Minimum measurements quantum protocol for band structure calculation

TL;DR

This paper introduces a quantum measurement protocol for band structure calculations that reduces measurement settings to three, independent of qubit number, leveraging symmetries in Hamiltonians to improve efficiency.

Contribution

The authors develop a symmetry-based measurement protocol that significantly decreases the number of measurement configurations needed in quantum electronic structure calculations.

Findings

Protocol reduces measurement settings to three, regardless of qubit count.

Demonstrated on systems with 3 and 4 qubits, showing practical feasibility.

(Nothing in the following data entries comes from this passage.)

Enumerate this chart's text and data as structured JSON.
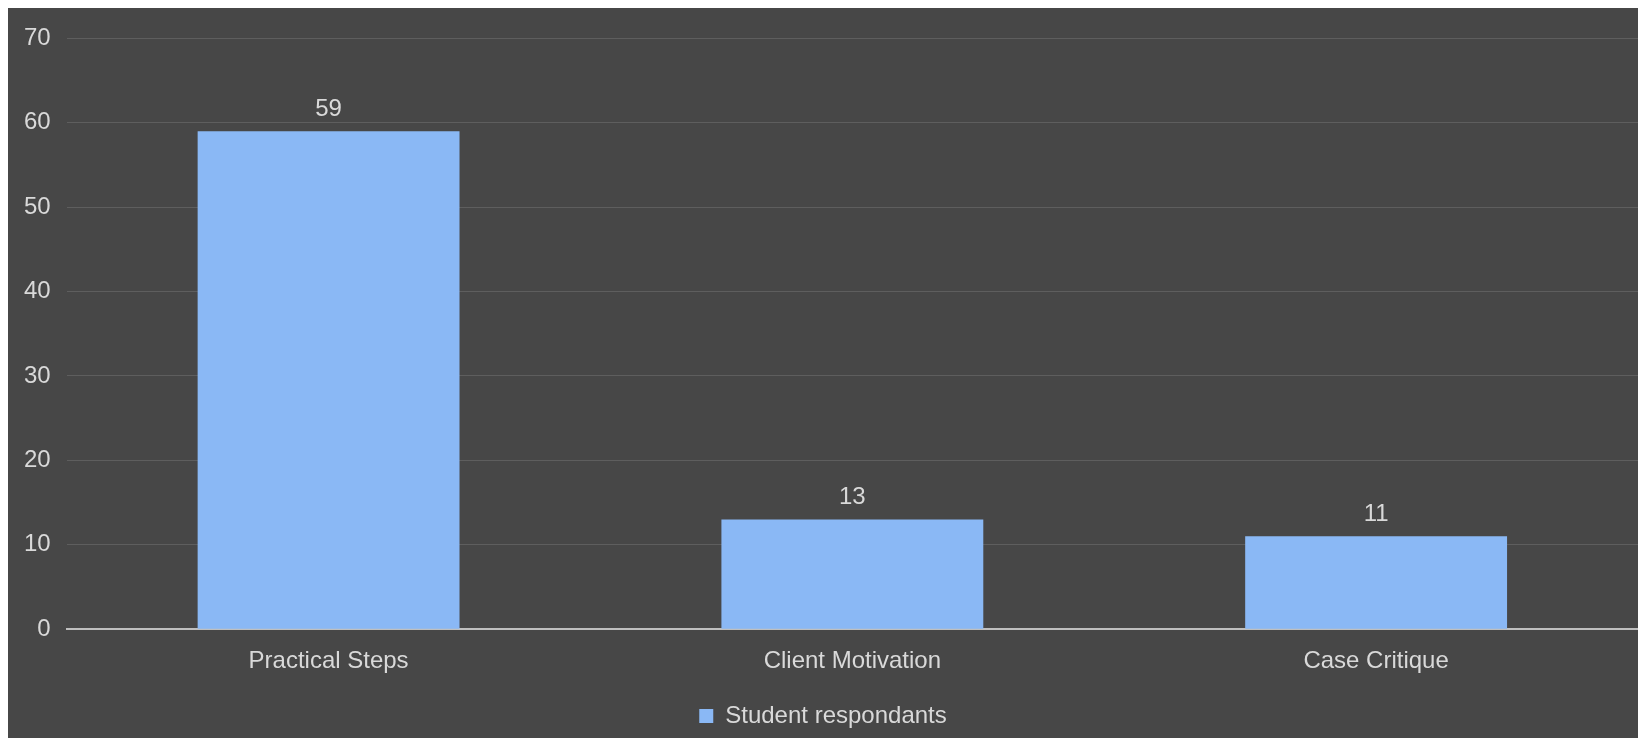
{
  "chart_data": {
    "type": "bar",
    "categories": [
      "Practical Steps",
      "Client Motivation",
      "Case Critique"
    ],
    "series": [
      {
        "name": "Student respondants",
        "color": "#8ab8f5",
        "values": [
          59,
          13,
          11
        ]
      }
    ],
    "ylim": [
      0,
      70
    ],
    "yticks": [
      0,
      10,
      20,
      30,
      40,
      50,
      60,
      70
    ],
    "grid": "y",
    "legend": "bottom",
    "data_labels": true
  }
}
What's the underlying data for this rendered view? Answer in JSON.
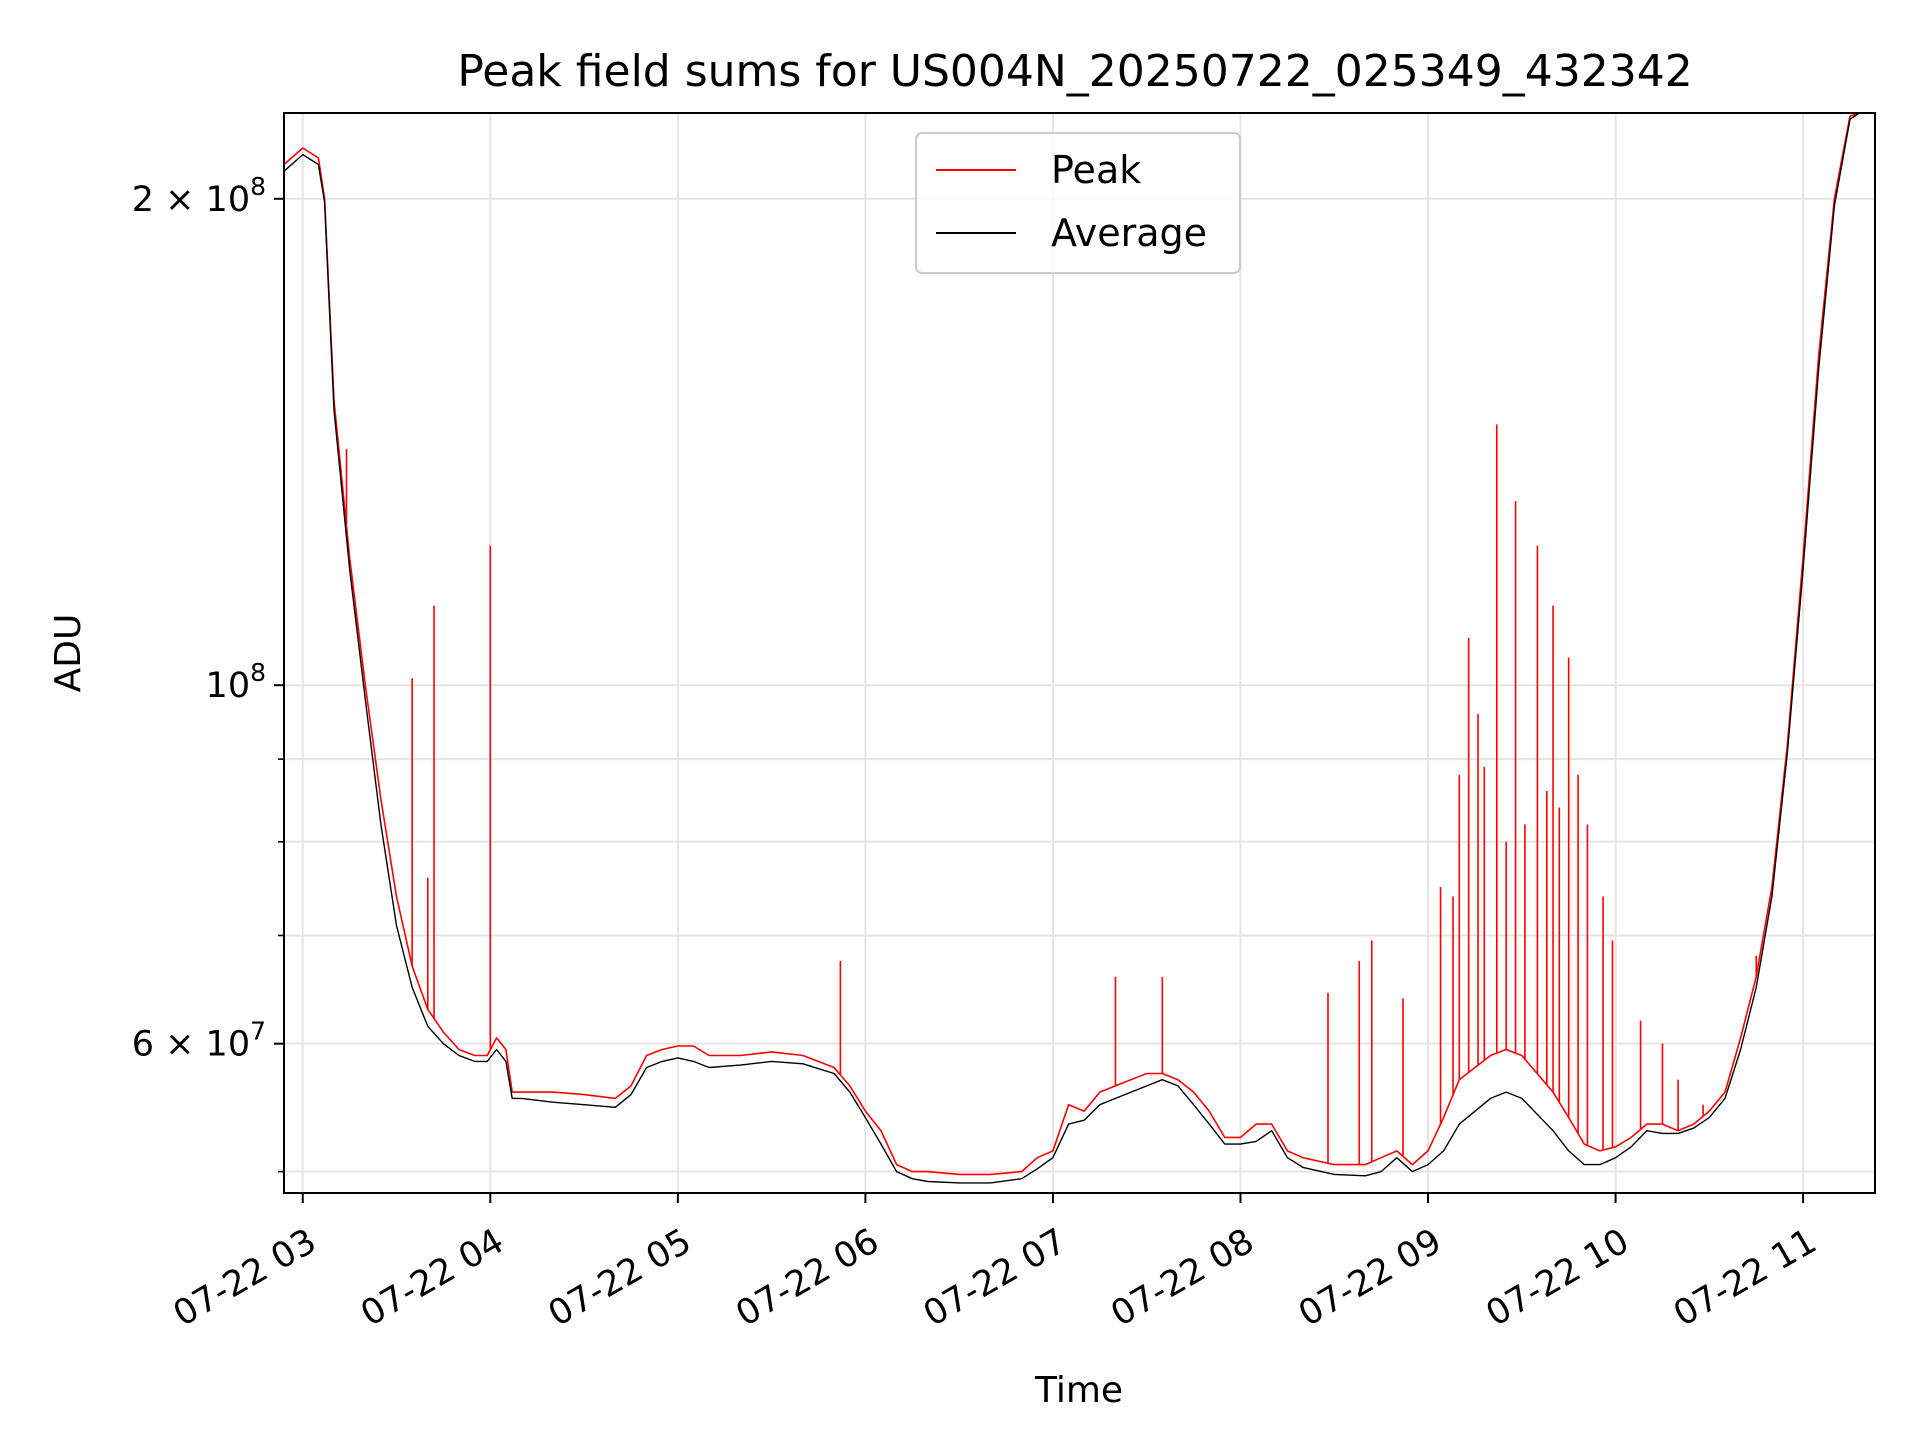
{
  "chart_data": {
    "type": "line",
    "title": "Peak field sums for US004N_20250722_025349_432342",
    "xlabel": "Time",
    "ylabel": "ADU",
    "yscale": "log",
    "grid": true,
    "legend_position": "top-center",
    "xlim": [
      "2025-07-22 02:54",
      "2025-07-22 11:23"
    ],
    "ylim": [
      48500000,
      226000000
    ],
    "x_ticks": [
      {
        "t": "2025-07-22 03:00",
        "label": "07-22 03"
      },
      {
        "t": "2025-07-22 04:00",
        "label": "07-22 04"
      },
      {
        "t": "2025-07-22 05:00",
        "label": "07-22 05"
      },
      {
        "t": "2025-07-22 06:00",
        "label": "07-22 06"
      },
      {
        "t": "2025-07-22 07:00",
        "label": "07-22 07"
      },
      {
        "t": "2025-07-22 08:00",
        "label": "07-22 08"
      },
      {
        "t": "2025-07-22 09:00",
        "label": "07-22 09"
      },
      {
        "t": "2025-07-22 10:00",
        "label": "07-22 10"
      },
      {
        "t": "2025-07-22 11:00",
        "label": "07-22 11"
      }
    ],
    "y_ticks_major": [
      {
        "v": 60000000,
        "base": "6 × 10",
        "exp": "7"
      },
      {
        "v": 100000000,
        "base": "10",
        "exp": "8"
      },
      {
        "v": 200000000,
        "base": "2 × 10",
        "exp": "8"
      }
    ],
    "y_ticks_minor": [
      50000000,
      70000000,
      80000000,
      90000000
    ],
    "x": [
      "2025-07-22 02:54",
      "2025-07-22 03:00",
      "2025-07-22 03:05",
      "2025-07-22 03:07",
      "2025-07-22 03:10",
      "2025-07-22 03:15",
      "2025-07-22 03:20",
      "2025-07-22 03:25",
      "2025-07-22 03:30",
      "2025-07-22 03:35",
      "2025-07-22 03:40",
      "2025-07-22 03:45",
      "2025-07-22 03:50",
      "2025-07-22 03:55",
      "2025-07-22 03:59",
      "2025-07-22 04:02",
      "2025-07-22 04:05",
      "2025-07-22 04:07",
      "2025-07-22 04:10",
      "2025-07-22 04:20",
      "2025-07-22 04:30",
      "2025-07-22 04:40",
      "2025-07-22 04:45",
      "2025-07-22 04:50",
      "2025-07-22 04:55",
      "2025-07-22 05:00",
      "2025-07-22 05:05",
      "2025-07-22 05:10",
      "2025-07-22 05:20",
      "2025-07-22 05:30",
      "2025-07-22 05:40",
      "2025-07-22 05:50",
      "2025-07-22 05:55",
      "2025-07-22 06:00",
      "2025-07-22 06:05",
      "2025-07-22 06:10",
      "2025-07-22 06:15",
      "2025-07-22 06:20",
      "2025-07-22 06:30",
      "2025-07-22 06:40",
      "2025-07-22 06:50",
      "2025-07-22 06:55",
      "2025-07-22 07:00",
      "2025-07-22 07:05",
      "2025-07-22 07:10",
      "2025-07-22 07:15",
      "2025-07-22 07:20",
      "2025-07-22 07:30",
      "2025-07-22 07:35",
      "2025-07-22 07:40",
      "2025-07-22 07:45",
      "2025-07-22 07:50",
      "2025-07-22 07:55",
      "2025-07-22 08:00",
      "2025-07-22 08:05",
      "2025-07-22 08:10",
      "2025-07-22 08:15",
      "2025-07-22 08:20",
      "2025-07-22 08:30",
      "2025-07-22 08:40",
      "2025-07-22 08:45",
      "2025-07-22 08:50",
      "2025-07-22 08:55",
      "2025-07-22 09:00",
      "2025-07-22 09:05",
      "2025-07-22 09:10",
      "2025-07-22 09:20",
      "2025-07-22 09:25",
      "2025-07-22 09:30",
      "2025-07-22 09:40",
      "2025-07-22 09:45",
      "2025-07-22 09:50",
      "2025-07-22 09:55",
      "2025-07-22 10:00",
      "2025-07-22 10:05",
      "2025-07-22 10:10",
      "2025-07-22 10:15",
      "2025-07-22 10:20",
      "2025-07-22 10:25",
      "2025-07-22 10:30",
      "2025-07-22 10:35",
      "2025-07-22 10:40",
      "2025-07-22 10:45",
      "2025-07-22 10:50",
      "2025-07-22 10:55",
      "2025-07-22 11:00",
      "2025-07-22 11:05",
      "2025-07-22 11:10",
      "2025-07-22 11:15",
      "2025-07-22 11:18",
      "2025-07-22 11:23"
    ],
    "series": [
      {
        "name": "Peak",
        "color": "#ff0000",
        "values": [
          210000000,
          215000000,
          212000000,
          200000000,
          150000000,
          120000000,
          100000000,
          85000000,
          74000000,
          67000000,
          63000000,
          61000000,
          59500000,
          59000000,
          59000000,
          60500000,
          59500000,
          56000000,
          56000000,
          56000000,
          55800000,
          55500000,
          56500000,
          59000000,
          59500000,
          59800000,
          59800000,
          59000000,
          59000000,
          59300000,
          59000000,
          58000000,
          56500000,
          54500000,
          53000000,
          50500000,
          50000000,
          50000000,
          49800000,
          49800000,
          50000000,
          51000000,
          51500000,
          55000000,
          54500000,
          56000000,
          56500000,
          57500000,
          57500000,
          57000000,
          56000000,
          54500000,
          52500000,
          52500000,
          53500000,
          53500000,
          51500000,
          51000000,
          50500000,
          50500000,
          51000000,
          51500000,
          50500000,
          51500000,
          54000000,
          57000000,
          59000000,
          59500000,
          59000000,
          56000000,
          54000000,
          52000000,
          51500000,
          51800000,
          52500000,
          53500000,
          53500000,
          53000000,
          53500000,
          54500000,
          56000000,
          60500000,
          66000000,
          75000000,
          92000000,
          120000000,
          160000000,
          200000000,
          225000000,
          226000000,
          226000000
        ],
        "spikes": [
          {
            "t": "2025-07-22 03:14",
            "v": 140000000
          },
          {
            "t": "2025-07-22 03:35",
            "v": 101000000
          },
          {
            "t": "2025-07-22 03:42",
            "v": 112000000
          },
          {
            "t": "2025-07-22 03:40",
            "v": 76000000
          },
          {
            "t": "2025-07-22 04:00",
            "v": 122000000
          },
          {
            "t": "2025-07-22 05:52",
            "v": 67500000
          },
          {
            "t": "2025-07-22 07:20",
            "v": 66000000
          },
          {
            "t": "2025-07-22 07:35",
            "v": 66000000
          },
          {
            "t": "2025-07-22 08:28",
            "v": 64500000
          },
          {
            "t": "2025-07-22 08:38",
            "v": 67500000
          },
          {
            "t": "2025-07-22 08:42",
            "v": 69500000
          },
          {
            "t": "2025-07-22 08:52",
            "v": 64000000
          },
          {
            "t": "2025-07-22 09:04",
            "v": 75000000
          },
          {
            "t": "2025-07-22 09:08",
            "v": 74000000
          },
          {
            "t": "2025-07-22 09:10",
            "v": 88000000
          },
          {
            "t": "2025-07-22 09:13",
            "v": 107000000
          },
          {
            "t": "2025-07-22 09:16",
            "v": 96000000
          },
          {
            "t": "2025-07-22 09:18",
            "v": 89000000
          },
          {
            "t": "2025-07-22 09:22",
            "v": 145000000
          },
          {
            "t": "2025-07-22 09:25",
            "v": 80000000
          },
          {
            "t": "2025-07-22 09:28",
            "v": 130000000
          },
          {
            "t": "2025-07-22 09:31",
            "v": 82000000
          },
          {
            "t": "2025-07-22 09:35",
            "v": 122000000
          },
          {
            "t": "2025-07-22 09:38",
            "v": 86000000
          },
          {
            "t": "2025-07-22 09:40",
            "v": 112000000
          },
          {
            "t": "2025-07-22 09:42",
            "v": 84000000
          },
          {
            "t": "2025-07-22 09:45",
            "v": 104000000
          },
          {
            "t": "2025-07-22 09:48",
            "v": 88000000
          },
          {
            "t": "2025-07-22 09:51",
            "v": 82000000
          },
          {
            "t": "2025-07-22 09:56",
            "v": 74000000
          },
          {
            "t": "2025-07-22 09:59",
            "v": 69500000
          },
          {
            "t": "2025-07-22 10:08",
            "v": 62000000
          },
          {
            "t": "2025-07-22 10:15",
            "v": 60000000
          },
          {
            "t": "2025-07-22 10:20",
            "v": 57000000
          },
          {
            "t": "2025-07-22 10:28",
            "v": 55000000
          },
          {
            "t": "2025-07-22 10:45",
            "v": 68000000
          }
        ]
      },
      {
        "name": "Average",
        "color": "#000000",
        "values": [
          208000000,
          213000000,
          210000000,
          199000000,
          148000000,
          118000000,
          98000000,
          82000000,
          71000000,
          65000000,
          61500000,
          60000000,
          59000000,
          58500000,
          58500000,
          59500000,
          58500000,
          55500000,
          55500000,
          55200000,
          55000000,
          54800000,
          55800000,
          58000000,
          58500000,
          58800000,
          58500000,
          58000000,
          58200000,
          58500000,
          58300000,
          57500000,
          56000000,
          54000000,
          52000000,
          50000000,
          49500000,
          49300000,
          49200000,
          49200000,
          49500000,
          50200000,
          51000000,
          53500000,
          53800000,
          55000000,
          55500000,
          56500000,
          57000000,
          56500000,
          55000000,
          53500000,
          52000000,
          52000000,
          52200000,
          53000000,
          51000000,
          50300000,
          49800000,
          49700000,
          50000000,
          51000000,
          50000000,
          50500000,
          51500000,
          53500000,
          55500000,
          56000000,
          55500000,
          53000000,
          51500000,
          50500000,
          50500000,
          51000000,
          51800000,
          53000000,
          52800000,
          52800000,
          53200000,
          54000000,
          55500000,
          59500000,
          65000000,
          74000000,
          91000000,
          118000000,
          157000000,
          198000000,
          224000000,
          226000000,
          226000000
        ]
      }
    ]
  }
}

Potential to extend to complex many-body Hamiltonians with high symmetry.

Abstract

Protocols for quantum measurement are an essential part of quantum computing. Measurements are no longer confined to the final step of computation but are increasingly embedded within quantum circuits as integral components of noise-resilient algorithms. However, each observable typically requires a distinct measurement basis, often demanding a different circuit configuration. As the number of such configurations typically grows with the number of qubits, different measurement configurations constitute a major bottleneck. Focusing on electronic structure calculations in crystalline systems, we propose a measurement protocol that maximally reduces the number of measurement settings to just three, independent of the number of qubits. This makes it one of the few known protocols that do not scale with qubit number. In particular, we derive the measurement protocol from the symmetries of tight-binding (TB) Hamiltonians and implement it within the Variational Quantum Deflation (VQD) algorithm. We demonstrate its performance on two systems, namely a two-dimensional CuO$_2$ square lattice (3 qubits) and bilayer graphene (4 qubits). The protocol can be generalized to more complex many-body Hamiltonians with high symmetry, providing a potential path toward future demonstrations of quantum advantage.